Manganese oxide/biomass porous carbon anode additive derived from apricot peel for high-performance lead-carbon batteries

The negative plate additive can significantly enhance the performance of lead-carbon batteries (LCBs). In this study, manganese oxide/reaming apricot shell carbon composite (Mn-RASC) as a negative additive was prepared by employing a simple KOH activation of apricot shells and a hydrothermal strategy to enhance the electrochemical properties of the LCBs. The additive is constructed to alleviate the irreversible sulfation of the negative plate in the high-rate partial state of charge (HRPSoC). And the results illustrate that the initial discharge capacity of the Mn-RASC-modified lead-carbon battery is 153.01 mAh/g, surpassing the 83.37 mAh/g of the blank control group battery. Additionally, the cycle life of the Mn-RASC-modified lead-carbon battery reaches 15,188 cycles, 8.7 times longer than that of the blank control group battery (1744 cycles).
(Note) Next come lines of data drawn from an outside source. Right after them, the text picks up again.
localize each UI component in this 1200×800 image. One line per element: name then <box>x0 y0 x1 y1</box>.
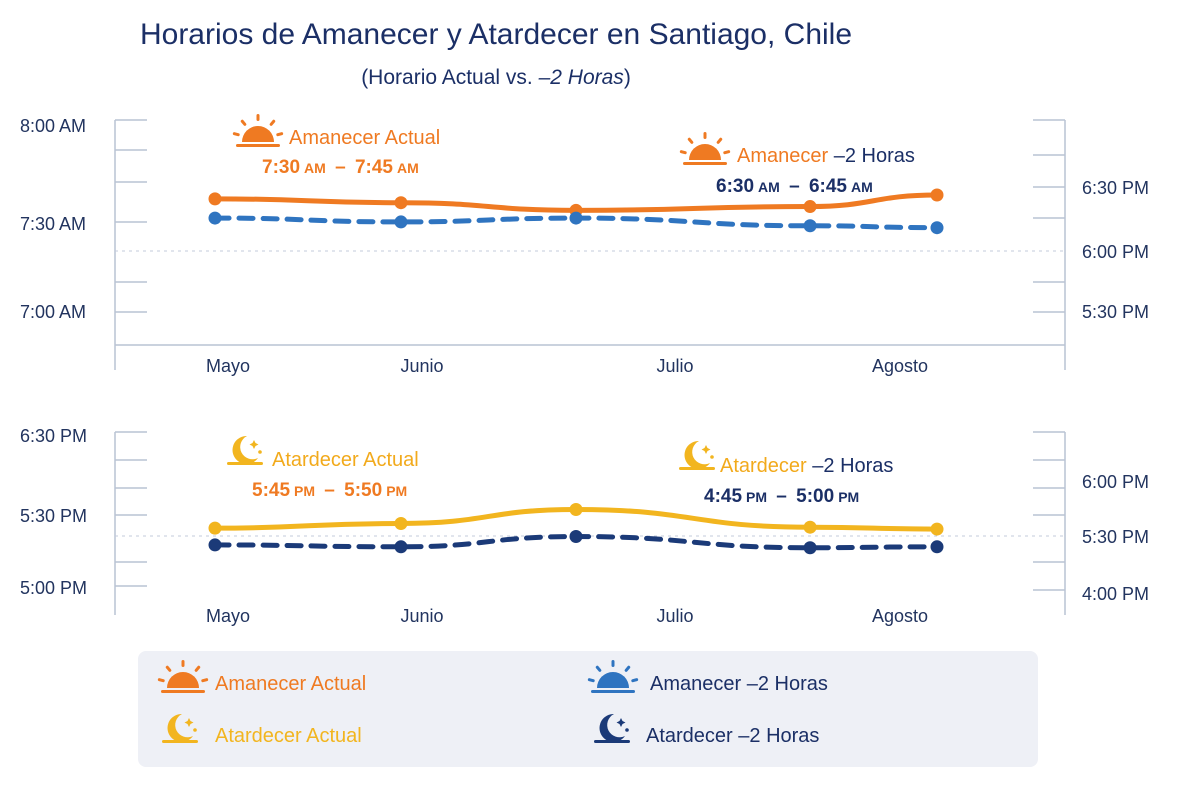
sun-icon <box>679 132 731 165</box>
subtitle-suffix: ) <box>624 66 631 89</box>
sunset-data-point <box>930 540 944 554</box>
sunset-data-point <box>930 522 944 536</box>
sunrise-minus2-annotation-range: 6:30 AM – 6:45 AM <box>716 176 873 197</box>
sunrise-data-point <box>394 215 408 229</box>
sun-icon <box>232 114 284 147</box>
sunset-right-tick-label: 4:00 PM <box>1082 584 1149 604</box>
sunset-minus2-annotation-range: 4:45 PM – 5:00 PM <box>704 486 859 507</box>
sunset-data-point <box>208 538 222 552</box>
chart-title: Horarios de Amanecer y Atardecer en Sant… <box>140 18 852 51</box>
sunset-right-tick-label: 5:30 PM <box>1082 527 1149 547</box>
sunrise-data-point <box>569 211 583 225</box>
sunrise-month-label: Junio <box>400 356 443 376</box>
sunrise-month-label: Mayo <box>206 356 250 376</box>
legend-item-label: Atardecer –2 Horas <box>646 725 819 747</box>
sunset-month-label: Junio <box>400 606 443 626</box>
sunrise-data-point <box>208 211 222 225</box>
sunset-data-point <box>394 540 408 554</box>
sunrise-month-label: Julio <box>656 356 693 376</box>
sunrise-actual-annotation-range: 7:30 AM – 7:45 AM <box>262 157 419 178</box>
legend-item-label: Amanecer –2 Horas <box>650 673 828 695</box>
sunset-data-point <box>569 502 583 516</box>
sunrise-data-point <box>803 200 817 214</box>
sunrise-data-point <box>930 188 944 202</box>
legend-background <box>138 651 1038 767</box>
sunset-data-point <box>208 521 222 535</box>
sunrise-data-point <box>930 221 944 235</box>
subtitle-prefix: (Horario Actual vs. <box>361 66 538 89</box>
sunset-left-tick-label: 6:30 PM <box>20 426 87 446</box>
sunrise-right-tick-label: 6:00 PM <box>1082 242 1149 262</box>
sunrise-actual-annotation-label: Amanecer Actual <box>289 127 440 149</box>
sunset-data-point <box>803 541 817 555</box>
sunset-minus2-annotation-label: Atardecer –2 Horas <box>720 455 893 477</box>
sunrise-right-tick-label: 5:30 PM <box>1082 302 1149 322</box>
sunrise-data-point <box>394 196 408 210</box>
sunset-data-point <box>803 520 817 534</box>
sunset-series-marks <box>208 502 944 555</box>
legend: Amanecer Actual Amanecer –2 Horas Atarde… <box>138 651 1038 767</box>
sunset-data-point <box>569 530 583 544</box>
sunrise-panel: 8:00 AM 7:30 AM 7:00 AM 6:30 PM 6:00 PM … <box>20 114 1149 376</box>
sunset-month-label: Julio <box>656 606 693 626</box>
sunset-left-tick-label: 5:30 PM <box>20 506 87 526</box>
sunset-panel: 6:30 PM 5:30 PM 5:00 PM 6:00 PM 5:30 PM … <box>20 426 1149 626</box>
sunrise-data-point <box>208 192 222 206</box>
sunset-month-label: Mayo <box>206 606 250 626</box>
sunset-month-label: Agosto <box>872 606 928 626</box>
sunset-right-tick-label: 6:00 PM <box>1082 472 1149 492</box>
sunset-actual-annotation-range: 5:45 PM – 5:50 PM <box>252 480 407 501</box>
sunrise-right-tick-label: 6:30 PM <box>1082 178 1149 198</box>
legend-item-label: Amanecer Actual <box>215 673 366 695</box>
sunrise-left-tick-label: 8:00 AM <box>20 116 86 136</box>
chart-subtitle: (Horario Actual vs. –2 Horas) <box>361 66 631 89</box>
moon-icon <box>679 440 715 470</box>
sunset-data-point <box>394 516 408 530</box>
sunrise-series-marks <box>208 188 944 235</box>
sunset-left-tick-label: 5:00 PM <box>20 578 87 598</box>
subtitle-emphasis: –2 Horas <box>538 66 625 89</box>
sunrise-month-label: Agosto <box>872 356 928 376</box>
sunrise-left-tick-label: 7:00 AM <box>20 302 86 322</box>
moon-icon <box>227 435 263 465</box>
sunrise-data-point <box>803 219 817 233</box>
sunrise-minus2-annotation-label: Amanecer –2 Horas <box>737 145 915 167</box>
legend-item-label: Atardecer Actual <box>215 725 362 747</box>
sunset-actual-annotation-label: Atardecer Actual <box>272 449 419 471</box>
sunrise-left-tick-label: 7:30 AM <box>20 214 86 234</box>
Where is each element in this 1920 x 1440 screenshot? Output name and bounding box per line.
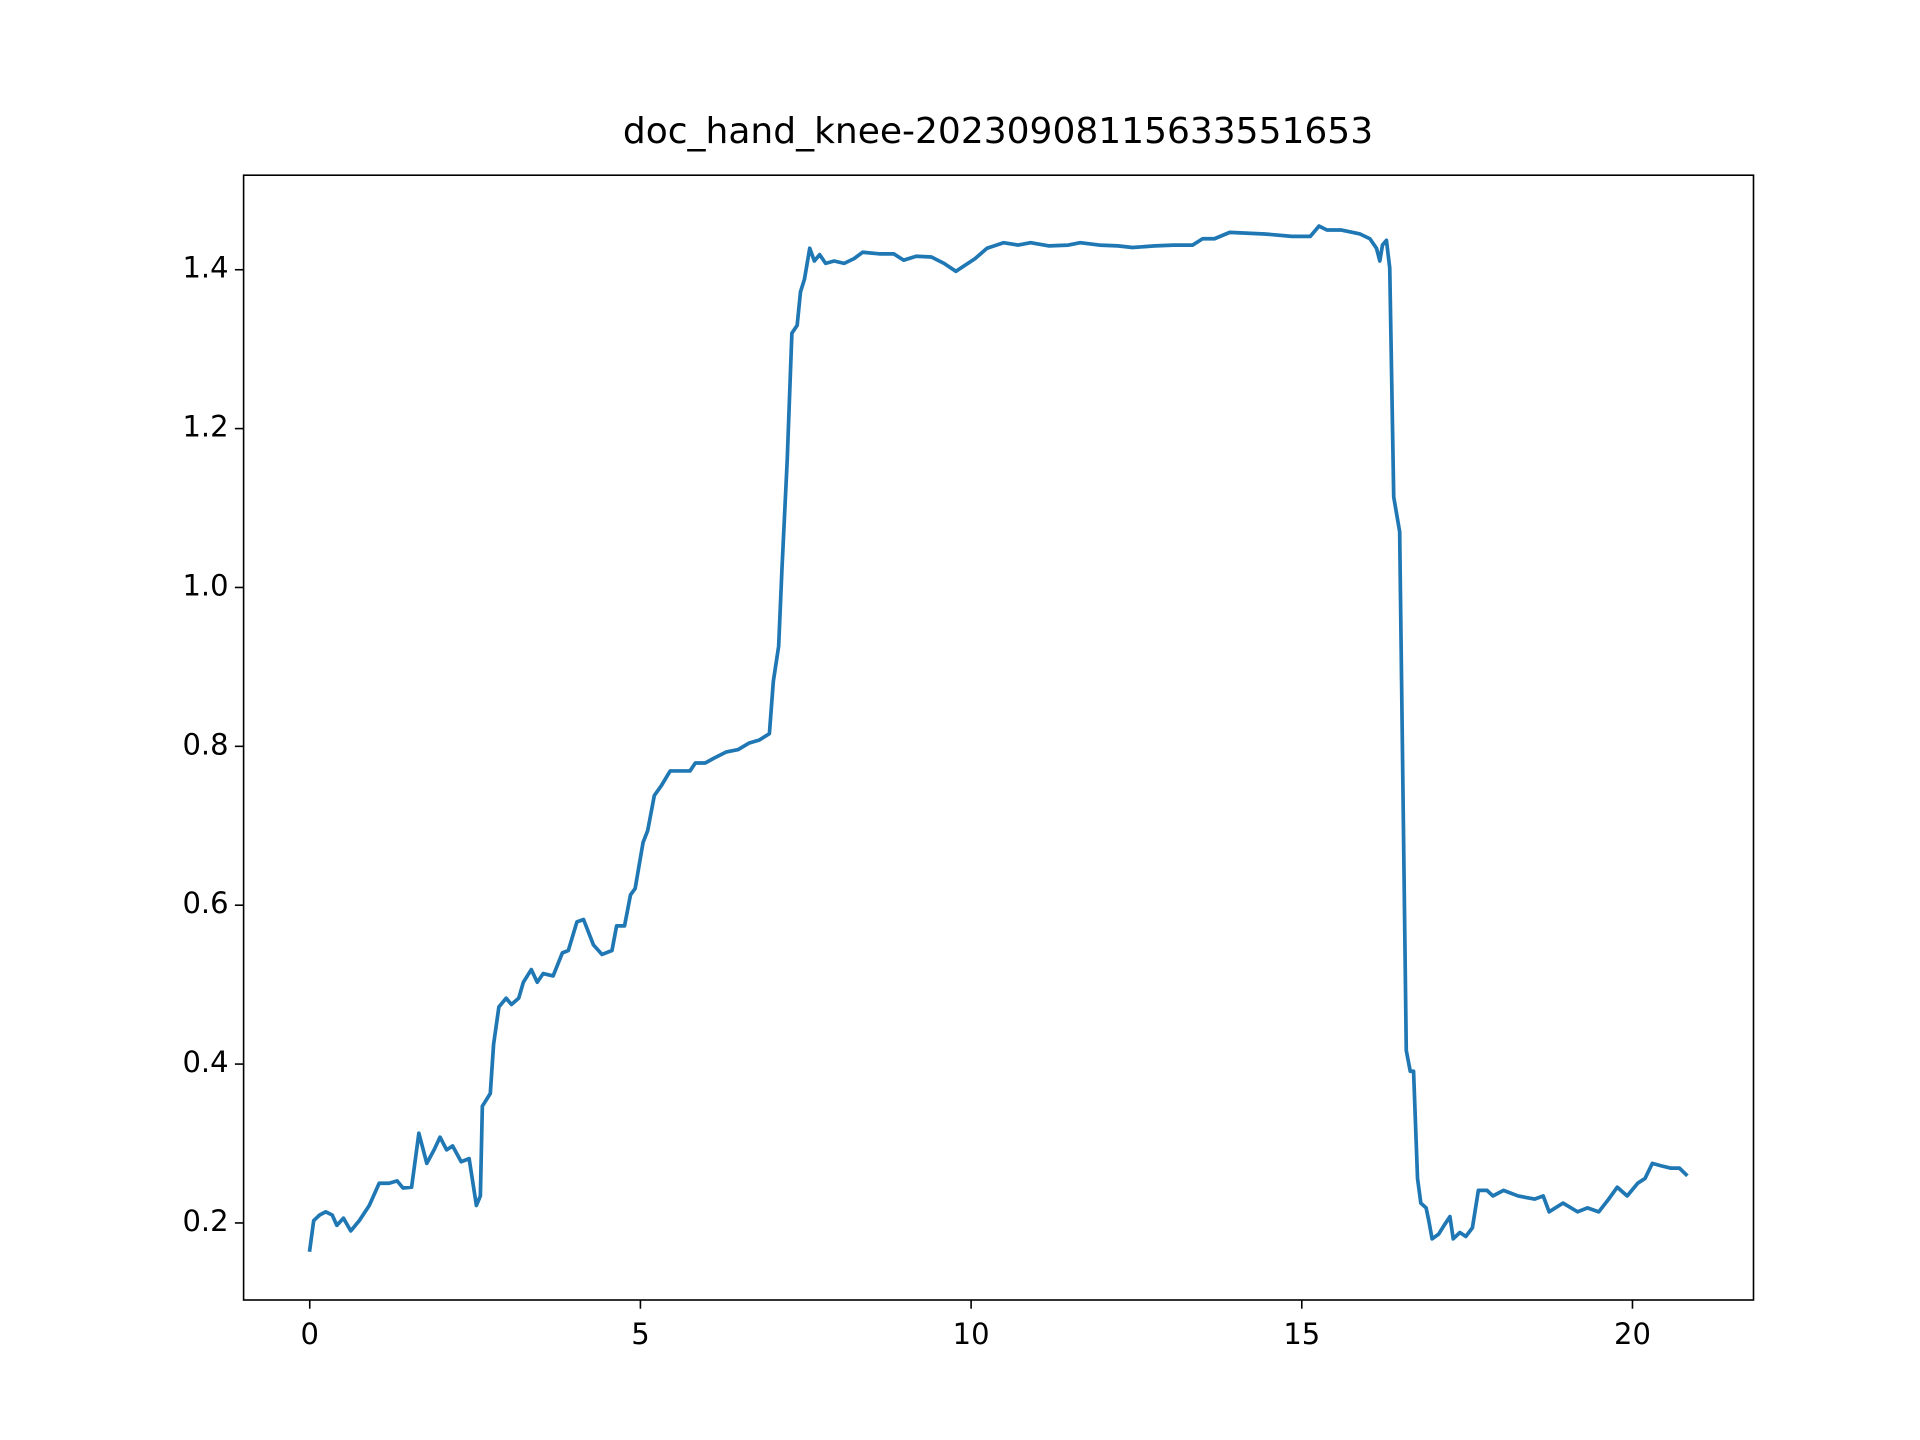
x-tick-label: 10 — [953, 1317, 990, 1351]
y-tick-label: 1.2 — [182, 410, 228, 444]
y-tick-label: 0.6 — [182, 886, 228, 920]
y-tick-label: 0.2 — [182, 1204, 228, 1238]
y-tick-label: 0.8 — [182, 727, 228, 761]
data-line — [307, 224, 1689, 1253]
x-tick-label: 5 — [631, 1317, 649, 1351]
plot-frame — [242, 174, 1755, 1301]
x-tick-label: 15 — [1283, 1317, 1320, 1351]
chart-title: doc_hand_knee-20230908115633551653 — [623, 111, 1373, 152]
x-tick-label: 20 — [1614, 1317, 1651, 1351]
y-tick-label: 1.0 — [182, 568, 228, 602]
x-tick-label: 0 — [301, 1317, 319, 1351]
y-tick-label: 1.4 — [182, 251, 228, 285]
y-tick-label: 0.4 — [182, 1045, 228, 1079]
Manganese oxide doping onto the electrode surface can achieve more charge transfer under a redox reaction, which is conducive to lowering the internal resistance and improving the conversion rate of the negative active material, thus effectively inhibiting the irreversible sulfation of the negative plate. In addition, the application of Mn-RASC also considers the inhibition of hydrogen evolution, thus comprehensively improving the cycle life of the battery. The successful preparation of Mn-RASC also provides a feasible solution for the design and synthesis of negative additives for LCBs.